The report is a summary and evaluation of the practices at Siloam Mission that are contributing to Reconciliation and cultural competency. This includes what progress has been made, and where there may be room for growth.

A process-based evaluation is being utilized to understand various program and service design and efficiencies in relation to practices at the organization. The overall goal is to create a clear picture for the Board of Directors at Siloam Mission, as to how Reconciliation and Indigenous Cultural safety is, or is not, occurring at the organization.

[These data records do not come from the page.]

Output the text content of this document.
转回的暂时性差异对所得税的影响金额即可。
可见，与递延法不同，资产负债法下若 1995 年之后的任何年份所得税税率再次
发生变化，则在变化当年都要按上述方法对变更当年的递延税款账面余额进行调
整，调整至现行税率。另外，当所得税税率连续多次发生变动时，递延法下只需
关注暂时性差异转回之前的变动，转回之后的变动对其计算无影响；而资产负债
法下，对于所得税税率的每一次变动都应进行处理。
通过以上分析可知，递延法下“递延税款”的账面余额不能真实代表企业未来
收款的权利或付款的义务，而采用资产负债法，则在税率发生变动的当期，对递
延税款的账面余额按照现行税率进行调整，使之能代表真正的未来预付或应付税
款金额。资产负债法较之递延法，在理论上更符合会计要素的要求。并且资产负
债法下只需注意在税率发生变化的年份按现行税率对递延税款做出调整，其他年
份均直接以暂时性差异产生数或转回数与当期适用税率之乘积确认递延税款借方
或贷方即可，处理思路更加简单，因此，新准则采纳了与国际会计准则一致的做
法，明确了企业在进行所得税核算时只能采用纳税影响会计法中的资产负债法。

As such guiding questions of the evaluation are as follows:

  • What is occurring at Siloam Mission in terms of Reconciliation, Indigenous Cultural practices, and cultural competency?
  • What could Siloam Mission be doing better to implement reconciliation and cultural competency?
  • How are we keeping track and measuring progress on reconciliation and cultural programming?
  • How are we addressing the needs of our Indigenous community members?

The researcher is conducting interviews with community members, and staff, where they ask specific questions to try to get the required information without introducing researcher bias.

The researcher will then analyze the interviews for common themes and elements, and then analyze the content against key indicators of cultural competency to measure how Siloam Mission specifically is doing.

Will Siloam Mission publish the results and methodology of the cultural competency evaluation?

Yes. After the evaluation is complete, the results and the methodology will be made available to staff and the public.